Both together! In some fields, you can make better progress with measurements and in others with computation. For example, better computing methods allow for faster product cycles. The reliability of modern computational methods is outstanding and continues to improve. But without validation from measurements they aren’t productive. And at the latest, the customer will demand this verification.

What should one watch out for when comparing measurements and computations?

With a computation you will not exactly match the measurement. Often you’ll systematically over- or underestimate parameters such as pressure increase or efficiency — and then notice that the results only undergo a parallel shift. So if I achieve improvements in the computation by changing geometric parameters, I can transfer those one-to-one to the measurements. In this way, computation can identify factors I can use to make improvements — much faster than with measurements.

How much can such results improve the efficiency of equipment?

In ventilation applications, aerodynamic optimization plays a crucial role. There is still potential for improvement here, even though it’s getting smaller all the time.
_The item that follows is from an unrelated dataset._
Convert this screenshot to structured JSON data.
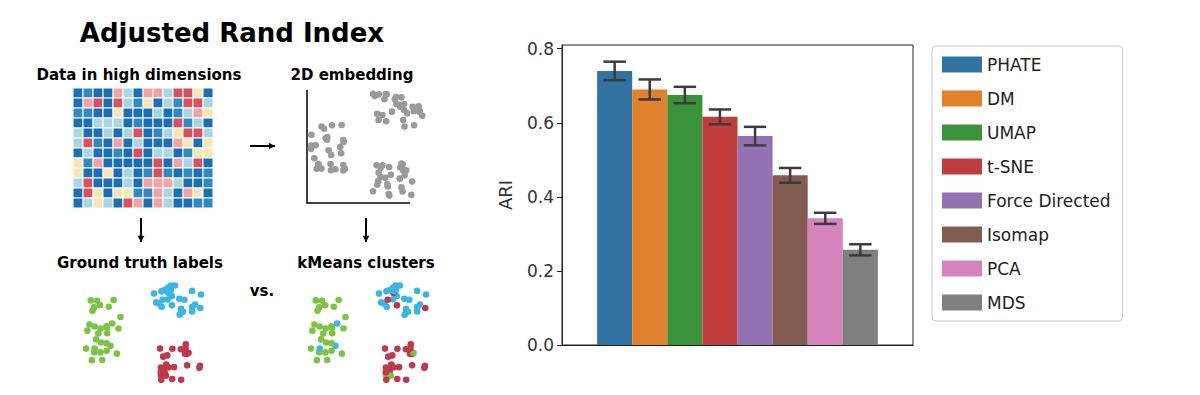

You have to focus on the efficiency chain. The impeller is a major factor, but all the other components play a role as well. The impeller can be viewed in terms of various physical causes of efficiency losses such as friction and static pressure. The efficiency can be increased simply by improving the inlet nozzle or the outlet area, with effects on both the aerodynamic performance and on the aeroacoustic side. Geometric details also offer potential. However, the result of an analysis can sometimes be that it’s impossible to make full use of the aerodynamic potential, for example because of required space limitations.

Do analysis methods also offer potential?

Mathematical optimization strategies are being applied with increasing frequency. They involve taking the results of fluid dynamics calculations and using mathematical methods to derive the optimum configuration of the parameters. That’s very laborious since it’s a multi-variable problem. And such methods typically also require validation by experiment in the end.

How important are measurement results to customers?

The customer needs the measurements but also needs help in interpreting and implementing them. It has to be a matter of course for manufacturers to provide clarification in their statements by means of standards-compliant recording of measured quantities and clear identification of parameters. Open dealings between the parties are called for. Customers have be clear about what they want. That sounds simple but is actually astoundingly complicated because when they design their products, customers often don’t know the requirements of their own customers yet.